De-novo binder generation

[kushnarang]

The supplement of the original Nature paper suggests that De-novo binders could be generated by "Combine (i) substructure conditioning on antigen, (ii) optional scaffold constraint on binder, and (iii) contact constraints on epitope/paratope."

From my current understanding of Chroma, I am unsure on how to use an existing antigen as the template for a de novo binder. I've been able to successfully generate re-designs on existing binders using code similar to #9 but de novo is proving more of a challenge. In practice, what API(s) should one use to ask Chroma to design a brand new chain in complex with an existing antigen?

As a second question, the "(iii) contact constraints" should ostensibly be implemented via the "Substructure distances conditioner" (pg 80, Supp Table 6). My understanding of this module is that it would allow the user to provide Chroma with a pre-specified binding location, akin to hotspots in RFDiffusion. I recognize all the other conditioners from the source code, but I can't find the substructure distances module. Has that one already been implemented/open-sourced, or does it exist as a mathematical template for now until its implemented in Python?

[vuhongai]

Hi, For me the opposite in fact. De novo binder design can be done directly by substructure conditioner. You just need to modify the pdb file a bit, by adding new chain (pseudo-chain) with dummy coordinate. Here's the colab example.

[kushnarang]

Hi, thank you so much for the code example. Would you be able to share how you added a psuedo chain to the PDB, or maybe share an example? I am a little new to the PDB format.

[kushnarang]

And, have you found a way to identify particular "hotspots" for the receptor? Essentially, how to specify which receptor residues Chroma should try to diffuse the binder near?

Thank you so much!

[vuhongai]

o share how you added a psuedo chain to the PDB, or maybe share an example? I am a little new to the PDB format.

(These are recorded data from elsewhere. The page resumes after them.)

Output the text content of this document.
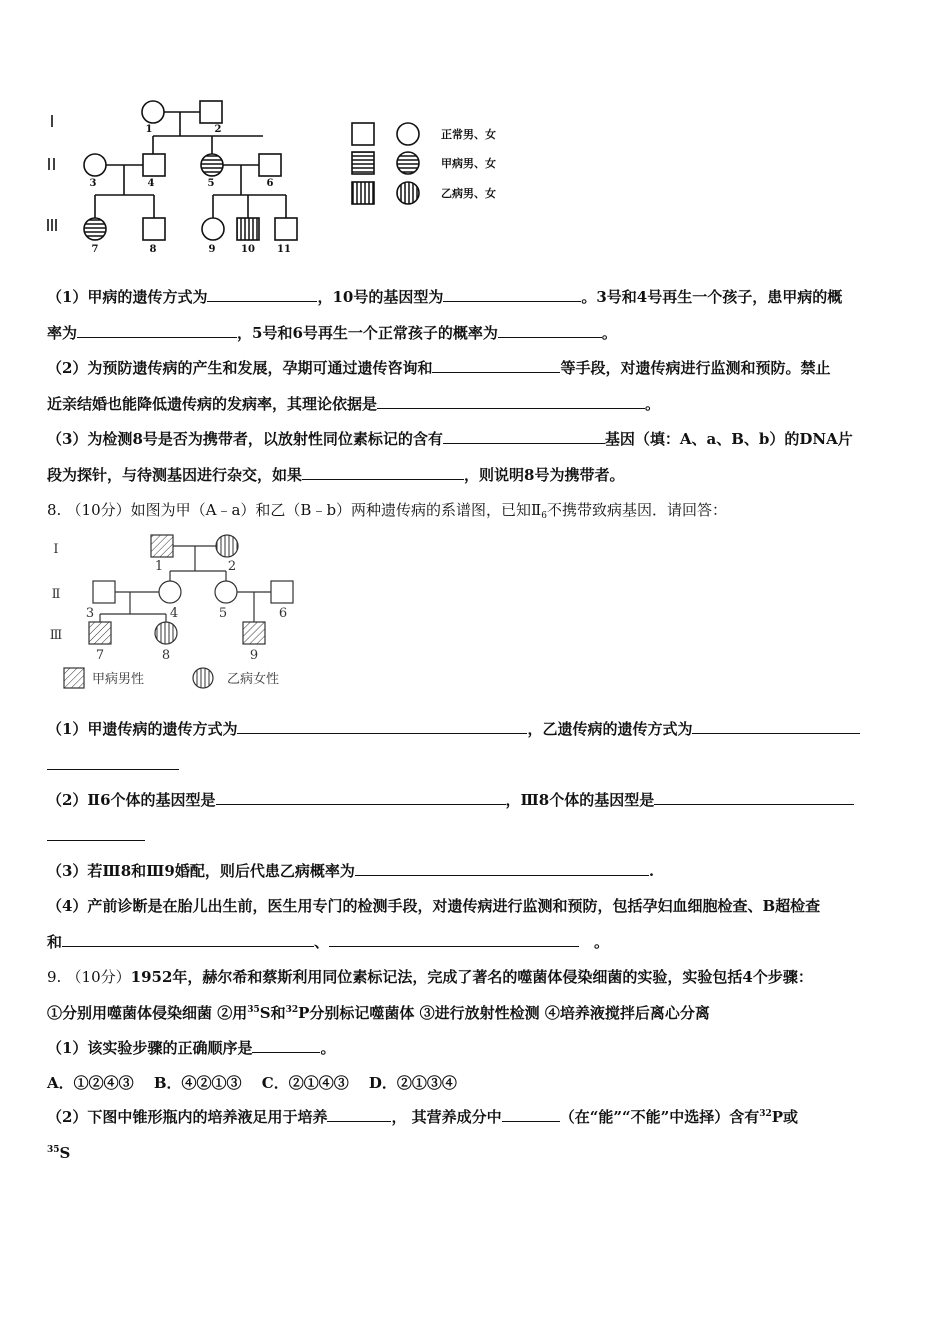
1	2
3	4	5	6
7	8	9	10 11
正常男、女
甲病男、女
乙病男、女
（1）甲病的遗传方式为	，10号的基因型为	。3号和4号再生一个孩子，患甲病的概
率为	，5号和6号再生一个正常孩子的概率为	。
（2）为预防遗传病的产生和发展，孕期可通过遗传咨询和	等手段，对遗传病进行监测和预防。禁止
近亲结婚也能降低遗传病的发病率，其理论依据是	。
（3）为检测8号是否为携带者，以放射性同位素标记的含有	基因（填：A、a、B、b）的DNA片
段为探针，与待测基因进行杂交，如果	，则说明8号为携带者。
8. （10分）如图为甲（A﹣a）和乙（B﹣b）两种遗传病的系谱图，已知$Ⅱ_6$不携带致病基因．请回答：
Ⅰ
Ⅱ
Ⅲ
1	2
3	4	5	6
7	8	9
甲病男性	乙病女性
（1）甲遗传病的遗传方式为	，乙遗传病的遗传方式为
（2）Ⅱ6个体的基因型是	，Ⅲ8个体的基因型是
（3）若Ⅲ8和Ⅲ9婚配，则后代患乙病概率为	.
（4）产前诊断是在胎儿出生前，医生用专门的检测手段，对遗传病进行监测和预防，包括孕妇血细胞检查、B超检查
和	、　	。
9. （10分）1952年，赫尔希和蔡斯利用同位素标记法，完成了著名的噬菌体侵染细菌的实验，实验包括4个步骤：
①分别用噬菌体侵染细菌 ②用$^{35}$S和$^{32}$P分别标记噬菌体 ③进行放射性检测 ④培养液搅拌后离心分离
（1）该实验步骤的正确顺序是	。
A．①②④③　 B．④②①③　 C．②①④③　 D．②①③④
（2）下图中锥形瓶内的培养液足用于培养	， 其营养成分中	（在“能”“不能”中选择）含有$^{32}$P或
$^{35}$S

The code is included in the colab example.

`protein = Protein(f"{input_dir}/6wrw_A.pdb", device=device) # input pdb should be clean before, in this case only the chain A of pdb 6WRW X, C, S = protein.to_XCS()

len_binder = 100 # define length of your binder

X_new = torch.cat( [X, torch.zeros(1, len_binder, 4, 3).cuda() ], dim=1 )

C_new = torch.cat( [C, torch.full((1, len_binder), 2).cuda() ], dim=1 )

S_new = torch.cat( [S, torch.full((1, len_binder), 0).cuda() ], dim=1 )

del X,C,S

protein = Protein(X_new, C_new, S_new, device=device) X, C, S = protein.to_XCS()`

[Samuel-gwb]

Hi, For me the opposite in fact. De novo binder design can be done directly by substructure conditioner. You just need to modify the pdb file a bit, by adding new chain (pseudo-chain) with dummy coordinate. Here's the colab example.

Thanks for sharing of the binder-designing code. I met one problem when using it, that the receptor sequence was changed in the final result. Any idea ? Thanks !

[Samuel-gwb]

Problem solved. Modification of the code to: ################################# for i in range(L_complex): if i < L_receptor: mask_aa[i] = torch.Tensor([0] 20) mask_aa[i][S[0][i].item()] = 1 else:
mask_aa[i] = torch.Tensor([1] 20) #################################

Also ask: how to set hot spot residues in the receptor for binder design?

[wujiewang]

Thanks for all the discussions and feedbacks! I will close this issue for now, feel free to reopen or post new issues if you feel the need.